Muito apreciadas na gastronomia, já eram criadas pelos Romanos em lugares preparados para o efeito. No estado adulto o seu comprimento oscila entre 60 e 75 cm, embora possam chegar a medir 1 metro e pesar 1,5 Kg.

Em Portugal a lampreia é abundante mas as populações existentes encontram-se em regressão devido à pesca excessiva de que tem sido alvo, bem como à destruição dos locais de desova e crescimento e à captura ilegal. É por isso uma espécie ameaçada, com o estatuto internacional de conservação “Vulnerável”, o que significa que é uma espécie protegida, dependendo a sobrevivência da espécie do sucesso da implementação das medidas de protecção e conservação.

As medidas de conservação passam, entre outras, pela protecção rigorosa e manutenção das áreas de desova e crescimento, do aumento do período durante o qual a pesca é proibida, bem como pela intensificação da fiscalização da pesca.

Curiosidades:

As larvas presentes num determinado rio libertam substâncias que funcionam como feromonas, chamando dessa forma a atenção dos adultos para os bons locais de reprodução. Os machos são os primeiros a chegar às zonas de reprodução, onde libertam substâncias semelhantes para atrair as fêmeas. Após a reprodução os progenitores morrem (só se reproduzem uma vez na vida).
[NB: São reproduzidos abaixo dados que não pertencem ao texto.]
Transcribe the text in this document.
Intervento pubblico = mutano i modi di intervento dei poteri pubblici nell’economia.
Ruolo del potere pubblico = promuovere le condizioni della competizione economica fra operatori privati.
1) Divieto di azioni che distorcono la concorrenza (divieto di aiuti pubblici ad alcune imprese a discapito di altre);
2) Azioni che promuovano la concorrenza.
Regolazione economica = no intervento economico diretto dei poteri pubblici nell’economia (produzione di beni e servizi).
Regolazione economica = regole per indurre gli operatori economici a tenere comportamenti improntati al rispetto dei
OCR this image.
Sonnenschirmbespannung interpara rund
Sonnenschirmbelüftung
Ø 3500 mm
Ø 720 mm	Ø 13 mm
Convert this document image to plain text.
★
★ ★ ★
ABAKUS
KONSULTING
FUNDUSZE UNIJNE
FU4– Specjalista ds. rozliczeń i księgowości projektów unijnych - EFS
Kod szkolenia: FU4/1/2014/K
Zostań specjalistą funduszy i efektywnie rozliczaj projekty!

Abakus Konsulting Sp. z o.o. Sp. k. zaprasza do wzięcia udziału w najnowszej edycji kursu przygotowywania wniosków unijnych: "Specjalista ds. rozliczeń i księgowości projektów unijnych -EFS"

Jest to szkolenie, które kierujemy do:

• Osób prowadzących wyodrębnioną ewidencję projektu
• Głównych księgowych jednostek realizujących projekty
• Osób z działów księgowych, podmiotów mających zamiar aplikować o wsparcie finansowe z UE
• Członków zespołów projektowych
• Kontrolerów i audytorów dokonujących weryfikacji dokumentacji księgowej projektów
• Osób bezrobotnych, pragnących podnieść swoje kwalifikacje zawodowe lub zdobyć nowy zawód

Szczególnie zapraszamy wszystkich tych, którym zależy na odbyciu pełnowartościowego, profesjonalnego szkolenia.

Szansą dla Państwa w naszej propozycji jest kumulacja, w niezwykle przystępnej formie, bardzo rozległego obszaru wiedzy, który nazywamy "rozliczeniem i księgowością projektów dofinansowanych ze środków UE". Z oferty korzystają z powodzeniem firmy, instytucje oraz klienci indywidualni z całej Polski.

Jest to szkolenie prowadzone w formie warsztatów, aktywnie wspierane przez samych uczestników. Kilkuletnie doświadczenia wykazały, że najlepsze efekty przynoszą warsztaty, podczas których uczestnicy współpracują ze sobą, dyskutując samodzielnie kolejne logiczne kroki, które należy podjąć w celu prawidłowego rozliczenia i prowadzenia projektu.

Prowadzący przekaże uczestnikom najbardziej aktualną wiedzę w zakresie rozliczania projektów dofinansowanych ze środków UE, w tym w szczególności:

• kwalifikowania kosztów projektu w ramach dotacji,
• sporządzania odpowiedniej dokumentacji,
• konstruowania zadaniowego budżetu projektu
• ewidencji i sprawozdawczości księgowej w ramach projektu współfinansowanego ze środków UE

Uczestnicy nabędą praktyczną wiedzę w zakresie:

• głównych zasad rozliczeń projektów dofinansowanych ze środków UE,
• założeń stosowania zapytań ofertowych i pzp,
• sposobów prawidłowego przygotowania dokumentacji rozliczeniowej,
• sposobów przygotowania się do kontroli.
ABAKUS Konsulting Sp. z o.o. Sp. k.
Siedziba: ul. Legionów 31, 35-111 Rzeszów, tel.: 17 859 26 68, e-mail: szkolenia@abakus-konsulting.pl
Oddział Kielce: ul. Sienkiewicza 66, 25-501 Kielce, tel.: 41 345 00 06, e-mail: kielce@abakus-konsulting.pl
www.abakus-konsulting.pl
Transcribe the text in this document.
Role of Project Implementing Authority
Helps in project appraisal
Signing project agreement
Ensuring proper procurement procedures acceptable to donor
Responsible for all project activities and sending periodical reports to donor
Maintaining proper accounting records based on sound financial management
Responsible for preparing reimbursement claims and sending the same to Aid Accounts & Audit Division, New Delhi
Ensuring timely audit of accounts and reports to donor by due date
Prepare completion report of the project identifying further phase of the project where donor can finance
Fósseis vivos com 360 milhões de anos

As lampreias são consideradas fósseis vivos, pois representam o grupo vivo mais primitivo de vertebrados (grupo que se caracteriza pela presença de coluna vertebral segmentada e de crânio que lhes protege o cérebro). Especializaram-se como parasitas há cerca de 360 milhões de anos e mantiveram-se praticamente inalteradas desde então.

A ausência de mandíbula, a persistência de notocódio (corda dorsal) e a presença de um poro nasal único são características primitivase únicas à escala animal.

Ameaças que poderão levar à sua extinção

As lampreias são espécies com necessidades particulares de habitat. Atividades como a extração de inertes, a regularização do leito do rio e das margens, diminuem a área disponível para a reprodução e desenvolvimento da fase larvar.

Tem um ciclo de vida complexo, pelo que a interrupção da continuidade dos rios (construção de barragens, açudes, pequenas barreiras) torna muito difícil a mobilidade entre as zonas de crescimento (fase adulta) e as zonas de reprodução e desenvolvimento larvar. A poluição e a pesca excessiva, métodos de pesca ilegais são também fatores de ameaça.
Alguns dados relacionados com a pesca no rio Minho

Número de embarcações licenciadas no rio Minho (Portugal): 177

Comparativamente aos últimos 3 anos, não se verificou uma diminuição acentuada de pedidos de licenciamento, atendendo a que em 2013 foram licenciadas 205 embarcações.

Número de embarcações licenciadas no rio Minho (Espanha): Segundo a Comandância Naval do Minho, até ao dia 08/01//2014, estavam licenciadas 132 embarcações para a pesca de meixão.

Número de Pescadores inscritos: 250 marítimos

Relativamente ao ano anterior, em 31 de dezembro de 2013, existiam 342 marítimos matriculados.

Não existe qualquer número limite para a captura de lampreias por embarcação. Os limites apenas se aplicam no que respeita a meixão. Cada embarcação não poderá pescar mais que 3 kg por dia.